Le dirigeant de BlackRock, Rick Rieder, est devenu l’un des principaux candidats dans la course pour devenir le prochain président de la Réserve fédérale, un candidat soutenu par le président américain Donald Trump.
Les utilisateurs qui négocient sur les principales plateformes de prévision commencent à considérer le plus haut dirigeant de BlackRock, Rieder, comme ayant la plus grande probabilité de devenir président de la FED.
Selon les dernières données des marchés prévisionnels, la probabilité de victoire de Rick Rieder sur Polymarket est passée à 47 pour cent lundi matin. L’ancien responsable de la Fed, Kevin Warsh, arrive deuxième avec 28 pour cent. Les cotes de Rieder sur Polymarket étaient inférieures à 3 % le 12 janvier.
La volatilité des marchés ces dernières semaines reflète également les déclarations fluctuantes du président Trump concernant sa nomination à la présidence de la Fed. Alors que le conseiller économique de la Maison Blanche, Kevin Hassett, était favorisé avec une probabilité de 85 % en décembre, des données récentes montrent que ce pourcentage est tombé à 9 %. Polymarket a enregistré un volume de transactions d’environ 269 millions de dollars pour cette prévision, tandis que Kalshi a enregistré un volume de transactions de 59 millions de dollars.
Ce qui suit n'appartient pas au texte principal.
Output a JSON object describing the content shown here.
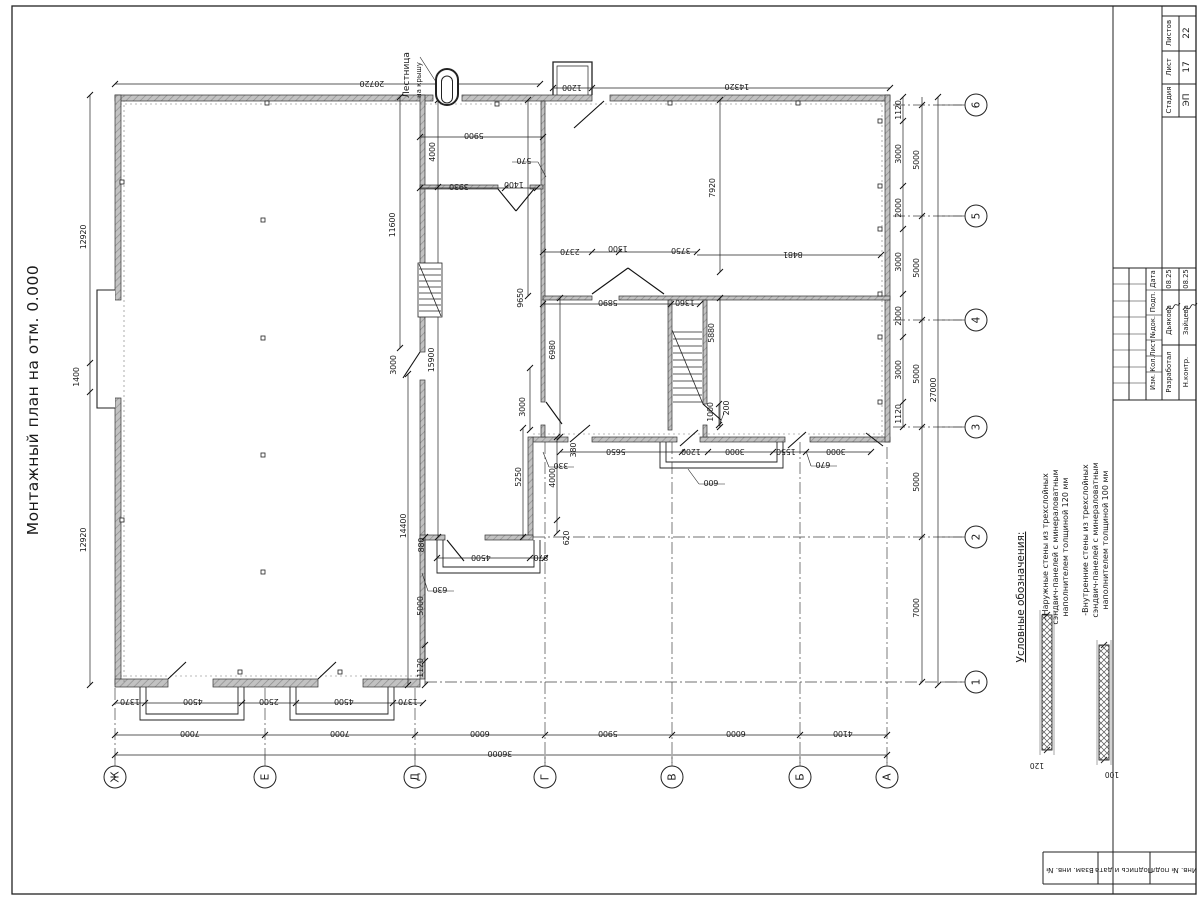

L’importance de Rieder découle de sa position inhabituelle en tant que directeur des investissements (CIO) des investissements mondiaux à revenu fixe chez BlackRock. En tant que président potentiel de la FED, ses notes de recherche accessibles au public et ses opinions claires sur les données économiques sont étroitement surveillées par les marchés.
Dans son évaluation des données sur l’emploi publiées le 9 janvier, Rieder a affirmé qu’une forte augmentation de la productivité avait commencé dans l’économie, ce qui supprimait la demande de main d’œuvre. Selon Rieder, même si les chiffres globaux de l’emploi semblent solides, le marché du travail réel ne reflète pas pleinement cette image. Dans sa note, Rieder a déclaré : « Si la question aujourd’hui est de savoir s’il y a une croissance de la productivité dans l’économie, nous pouvons citer de nombreux indicateurs qui nécessitent un examen plus approfondi, plutôt que de simplement examiner le récent ralentissement de la croissance globale de l’emploi. »
Rieder a également noté que même si la croissance de l’économie américaine reste forte, la population active dans son ensemble n’a pas été en mesure de participer suffisamment à ce dynamisme.
*Ceci ne constitue pas un conseil en investissement.